O consumo compulsivo – sem limites -, o efetivo descontrole financeiro, a falta de planejamento orçamentário [gastos excessivos no cartão de crédito, com parcelas a perder de vistas], a necessidade de se manter determinado status social, a ostentação, e a própria “sociedade do espetáculo” [aqui relembro Guy Debord, em sua festejada obra] não serão tratados neste espaço.
Prosseguindo, a Lei 8.078/90, quiçá considerando o elevado grau de inadimplência, foi alterada em julho/21, a fim de ocorra o tratamento das dívidas de consumo, envolvendo pessoas naturais. É deveras positiva a alteração legal.
Afinal, o Direito se renova diariamente, acompanha os passos da sociedade, de modo que o avanço da legislação é imprescindível, ainda mais em tempos de crise financeira de famílias brasileiras.
Algumas linhas serão escritas a respeito, mais adiante.
A partir de 03/01/2024, os juros cobrados em dívidas no cartão de crédito não poderão ultrapassar 100% (cem por cento) do valor principal do débito.

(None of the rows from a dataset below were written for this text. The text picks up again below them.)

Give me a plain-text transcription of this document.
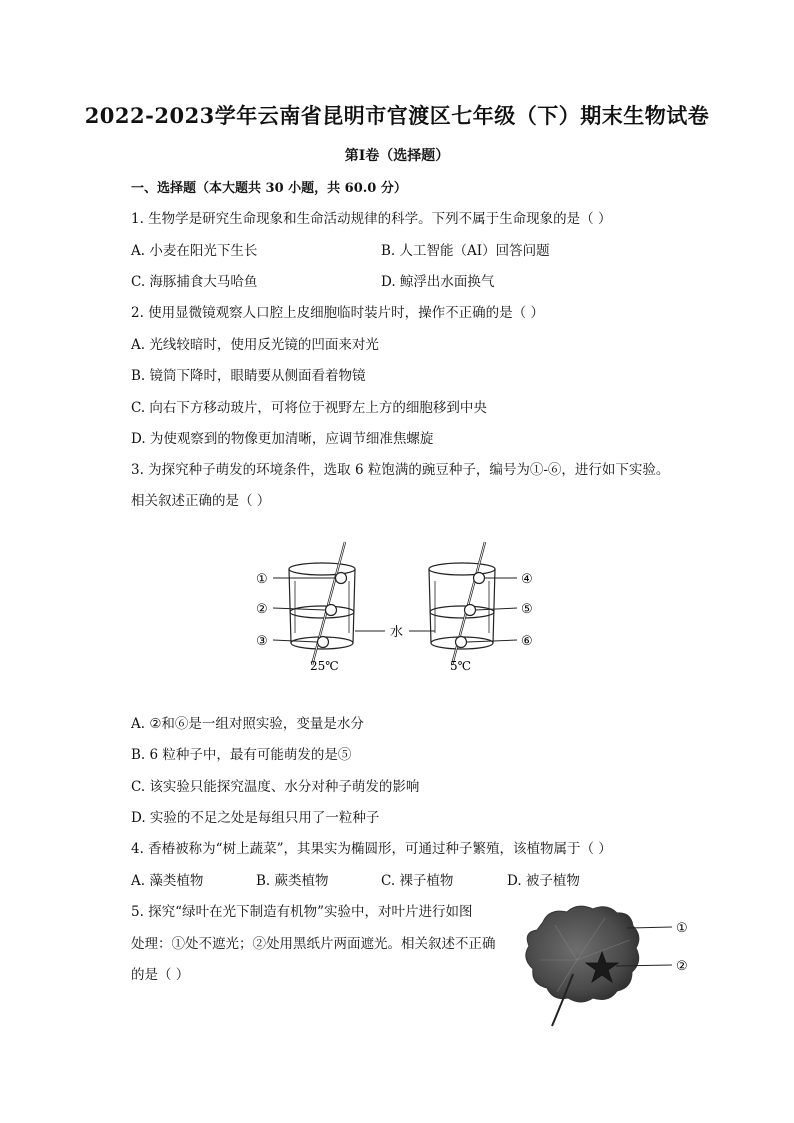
2022-2023学年云南省昆明市官渡区七年级（下）期末生物试卷
第I卷（选择题）
一、选择题（本大题共 30 小题，共 60.0 分）
1. 生物学是研究生命现象和生命活动规律的科学。下列不属于生命现象的是（ ）
A. 小麦在阳光下生长	B. 人工智能（AI）回答问题
C. 海豚捕食大马哈鱼	D. 鲸浮出水面换气
2. 使用显微镜观察人口腔上皮细胞临时装片时，操作不正确的是（ ）
A. 光线较暗时，使用反光镜的凹面来对光
B. 镜筒下降时，眼睛要从侧面看着物镜
C. 向右下方移动玻片，可将位于视野左上方的细胞移到中央
D. 为使观察到的物像更加清晰，应调节细准焦螺旋
3. 为探究种子萌发的环境条件，选取 6 粒饱满的豌豆种子，编号为①-⑥，进行如下实验。
相关叙述正确的是（ ）
①
②
③
④
⑤
⑥
水
25℃	5℃
A. ②和⑥是一组对照实验，变量是水分
B. 6 粒种子中，最有可能萌发的是⑤
C. 该实验只能探究温度、水分对种子萌发的影响
D. 实验的不足之处是每组只用了一粒种子
4. 香椿被称为“树上蔬菜”，其果实为椭圆形，可通过种子繁殖，该植物属于（ ）
A. 藻类植物	B. 蕨类植物	C. 裸子植物	D. 被子植物
5. 探究“绿叶在光下制造有机物”实验中，对叶片进行如图
处理：①处不遮光；②处用黑纸片两面遮光。相关叙述不正确
的是（ ）
①
②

A Lei 14.690/23 e a Resolução n. 5.112 [de 21/12/23] do BACEN tratam do tema.
Aqui também não há espaço para escrever a respeito da questão relativa ao limite de juros do cartão de crédito – porquanto o tema deste pequeno texto é outro – sendo de ressaltar, porém, que poderá haver impacto no mercado de crédito (redução de empréstimos e concessão de cartões, por exemplo).
A PESSOA NATURAL E A CRISE
Com a edição do Código de Processo Civil de 2015 (Lei 13.105/15), por mera opção legislativa, foi mantida no sistema jurídico a execução por quantia certa contra devedor insolvente (CPC/1973, Lei 5.869/73, art. 748 e seguintes).
Assim dispõe a regra do art. 1.052 da Lei 13.105/15.
Dito de outro modo, a insolvência civil [crise da pessoa natural] continua sendo tratada pelo CPC de 1973.
Perdeu-se grande oportunidade de tratar da insolvência da pessoa humana, aprimorando-se a legislação, na linha de outros sistemas normativos.
A pessoa natural, em crise, se pode valer do instituto da insolvência civil, ao passo que a pessoa jurídica – na mesma situação de desequilíbrio -, tem ao seu alcance a Lei 11.101/05, para buscar o soerguimento e mantença no mercado.
Há outras medidas extrajudiciais que podem ser utilizadas, visando a repactuação de dívidas dos agentes econômicos.
Com a alteração do Código de Defesa do Consumidor, a pessoa natural em crise, imbuída de [presumível] boa-fé objetiva, em estado de superendividamento, qual diz o art. 54-A, §1º, da lei em exame, poderá buscar o processo de repactuação global das dívidas com seus credores (observem-se: art. 54-A, §§1º, 2º e 3º, art. 104-A, §1º).
Não obstante o fato de o CPC manter as regras de 1973 – o Brasil, conforme exposto, poderia ter legislação específica a respeito da crise da pessoa natural e meios de resolução -, houve, de fato, grande avanço, no que diz à [tentativa de] superação da crise do consumidor, com a inclusão dos dispositivos na Lei 8.078/90.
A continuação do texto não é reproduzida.